Platz 73: „Die Reise nach Tokio“
(Yasujirô Ozu, Japan 1953)
„Die Reise nach Tokio“ ist nicht nur das bedeutendste, sondern auch das beste Werk im herausragenden Filmoeuvre des eigenwilligen japanischen Meisterregisseurs Yasujiro Ozu („Später Frühling“, „Ein Herbstnachmittag“). Das Melodram aus dem Jahr 1953 schildert die Reise des alten Ehepaares Shukichi (Chishû Ryû) und Tomi Hirayama (Chieko Higashiyama), die aus der Provinz in die Hauptstadt Tokio kommen, um ihre Kinder Kōichi (Sô Yamamura) und Shige (Haruko Sugimura) zu besuchen. Die bringen jedoch nur wenig Zeit und Aufmerksamkeit auf, um ihren Eltern den Aufenthalt angenehm zu machen. Ozu thematisiert elegant die Entfremdung von Generationen, von Jung und Alt, und dokumentiert subtil die Diskrepanzen zwischen Stadt und Land, die gesellschaftlich immer mehr auseinanderdriften. Es ist eine ganz einfache Geschichte, aber wie diese erzählt wird, macht aus dem Familiendrama ein stilles Meisterwerk. In seinem typischen Stil mit der Kamera auf Augenhöhe der landestypisch auf dem Fußboden hockenden Schauspieler fängt Ozu in langen ruhigen Einstellungen subtil die Feinheiten der familiären Kommunikation ein.

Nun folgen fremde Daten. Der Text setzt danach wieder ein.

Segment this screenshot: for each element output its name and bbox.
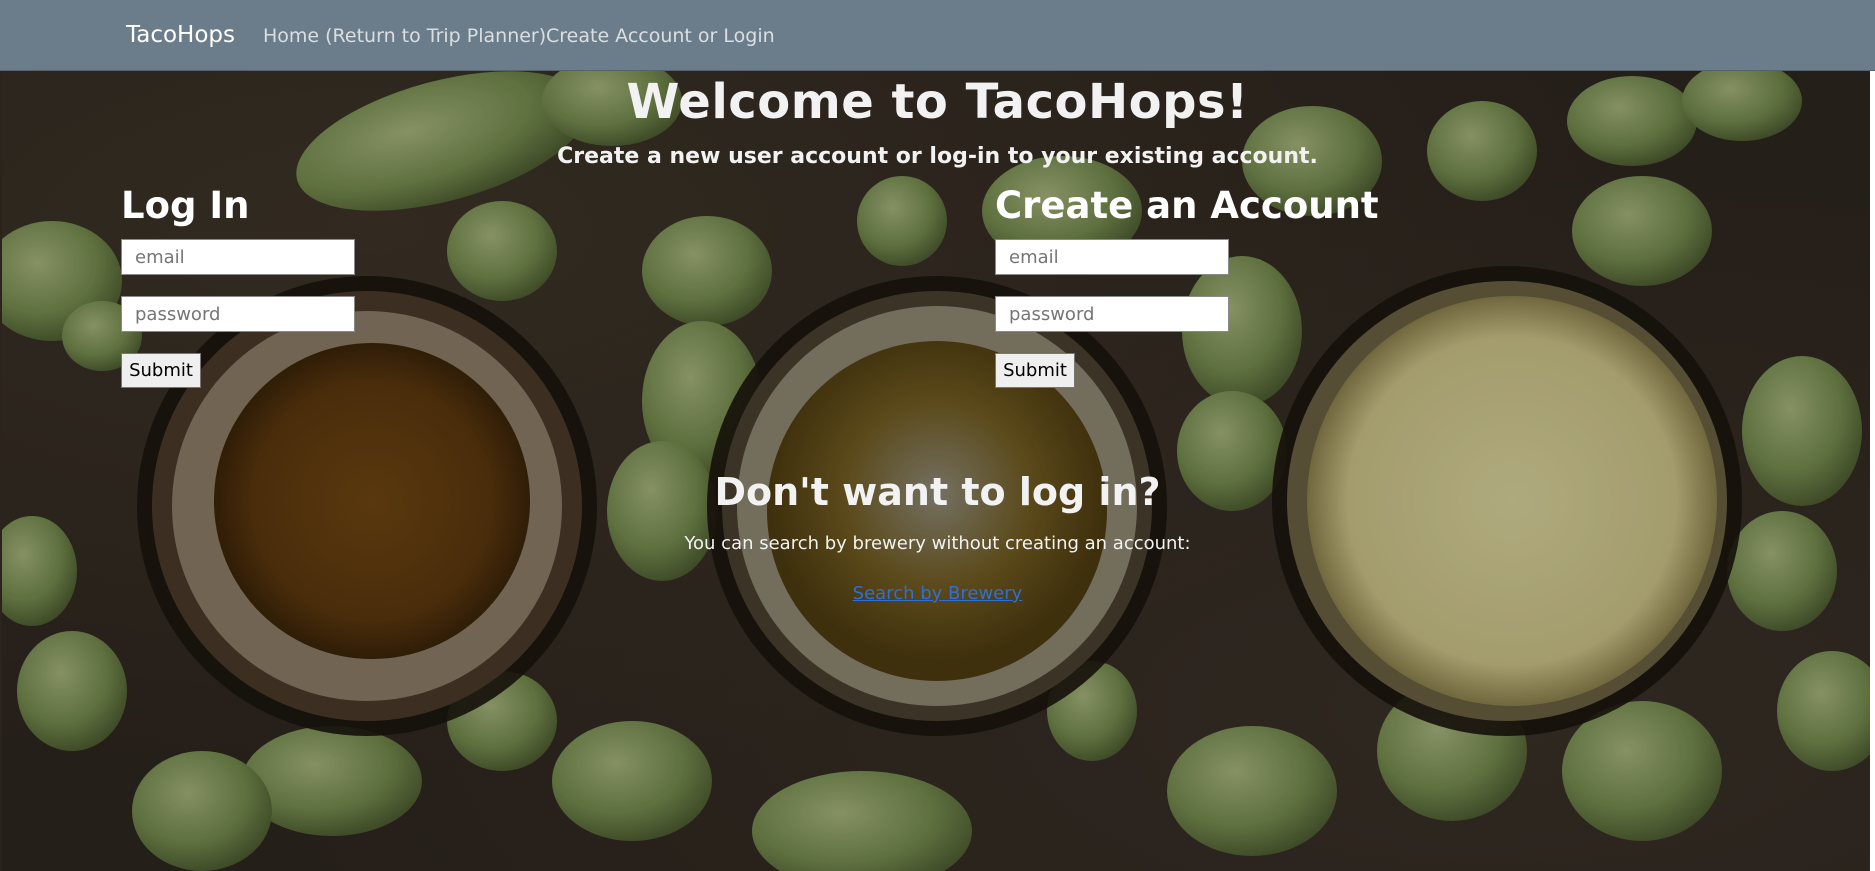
search-by-brewery-link[interactable]: Search by Brewery (853, 583, 1023, 604)
page-subtitle: Create a new user account or log-in to y… (557, 144, 1318, 169)
guest-heading: Don't want to log in? (714, 470, 1161, 514)
page-title: Welcome to TacoHops! (626, 74, 1249, 130)
login-email-field[interactable] (121, 239, 355, 275)
create-email-field[interactable] (995, 239, 1229, 275)
nav-link-home[interactable]: Home (Return to Trip Planner) (263, 25, 546, 47)
create-submit-button[interactable]: Submit (995, 353, 1075, 388)
guest-description: You can search by brewery without creati… (684, 533, 1191, 554)
top-navbar: TacoHops Home (Return to Trip Planner) C… (0, 0, 1875, 71)
create-password-field[interactable] (995, 296, 1229, 332)
brand-logo[interactable]: TacoHops (126, 22, 235, 48)
login-password-field[interactable] (121, 296, 355, 332)
login-heading: Log In (121, 184, 250, 227)
login-submit-button[interactable]: Submit (121, 353, 201, 388)
search-by-brewery-container: Search by Brewery (0, 583, 1875, 604)
create-account-heading: Create an Account (995, 184, 1379, 227)
nav-link-create-account-login[interactable]: Create Account or Login (546, 25, 775, 47)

Zwischen enttäuschten Erwartungen und unerwartetem Unbehagen, zärtlicher Zuneigung und vertrauensvollem Verständnis entfaltet sich ein tief bewegendes Porträt japanischer Verhältnisse in den 1950ern, das in seiner menschlichen Wahrhaftigkeit bis heute das Publikum auf der ganzen Welt berührt.